AB 2476 (Daly) C.A.R.’s parcel tax vote notification bill, was signed into law by the Governor. Under current law, resident property owners receive notice of proposed parcel taxes with receipt of their ballot pamphlet while non-resident property owners do not receive any notice whatsoever. This bill requires notice of a parcel tax to be given to non-resident property owners after it has been approved.
AB 2502 (Mullin and Chiu), a rent control bill opposed by C.A.R., failed passage. Under the 1995 C.A.R.-sponsored Costa-Hawkins Act, new construction is exempt from rent control. AB 2502 would effectively repeal the new construction exemption by allowing local governments to impose inclusionary zoning as a condition of development. This would require a new housing developer to include "below market" residential units in their development plans and eliminate any incentive for local government officials to negotiate new construction requirements with representatives of housing developers.
AB 2693 (Dababneh), C.A.R.’s Property Assessed Clean Energy (PACE) loans bill, was approved by the Legislature and sent to the Governor for signature. Existing law requires home loans to be accompanied by the Truth in lending RESPA Integrated Disclosure (TRID), which is intended to allow an "apples to apples" comparison shopping of various loan products. However, PACE transactions are technically not loans and are not required to be accompanied by a TRID disclosure. Current law gives delinquent PACE assessments “super-priority” status, as part of the tax bill, over other recorded obligations; lenders require these “super liens” to be paid off before any new financing can be obtained. This measure will require a TRID-like disclosure be provided to a property owner participating in a PACE program, a 3 day right of rescission, and a notice that the property owner may not be able to refinance or sell without paying off the PACE "loan.”
SB 710 (Galgiani), C.A.R.’s team advertising cleanup bill, was signed into law by the Governor.
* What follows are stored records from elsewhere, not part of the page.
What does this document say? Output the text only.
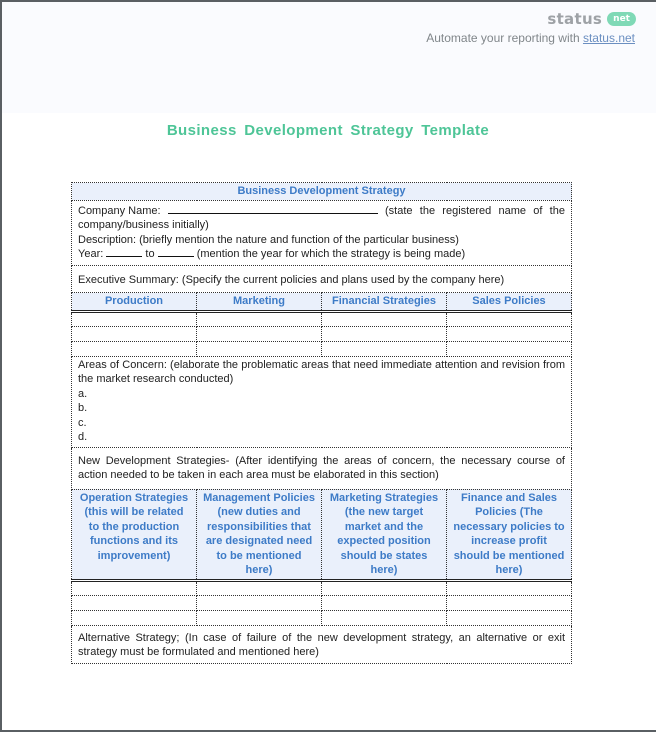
status	net
Automate your reporting with status.net
Business Development Strategy Template
Business Development Strategy			

Company Name:	(state the registered name of the
company/business initially)
Description: (briefly mention the nature and function of the particular business)
Year:	to	(mention the year for which the strategy is being made)

Executive Summary: (Specify the current policies and plans used by the company here)			
Production	Marketing	Financial Strategies	Sales Policies

Areas of Concern: (elaborate the problematic areas that need immediate attention and revision from the market research conducted)
a.
b.
c.
d.			

New Development Strategies- (After identifying the areas of concern, the necessary course of action needed to be taken in each area must be elaborated in this section)			
Operation Strategies (this will be related to the production functions and its improvement)	Management Policies (new duties and responsibilities that are designated need to be mentioned here)	Marketing Strategies (the new target market and the expected position should be states here)	Finance and Sales Policies (The necessary policies to increase profit should be mentioned here)

Alternative Strategy; (In case of failure of the new development strategy, an alternative or exit strategy must be formulated and mentioned here)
Existing law establishes clear advertising standards for real estate licensees using “team names” and defines “responsible broker’s identity” (i.e., company name) for advertising purposes. SB 710 will correct a drafting error that required the listing of a company name and a responsible broker’s license number on all “team” advertising. To correct that error, this bill requires the company name or both the company name and number to be listed.
SB 1053 (Leno), a mandatory Section 8 bill opposed by C.A.R., failed passage. This bill expands the state’s “source of income” definition in the Unruh Civil Rights Act (California’s version of the Fair Housing Act) to include all federal, state and local housing subsidy and assistance programs, effectively making Section 8 and other housing and public assistance programs mandatory imposing onerous and expensive inspection standards on rental property owners.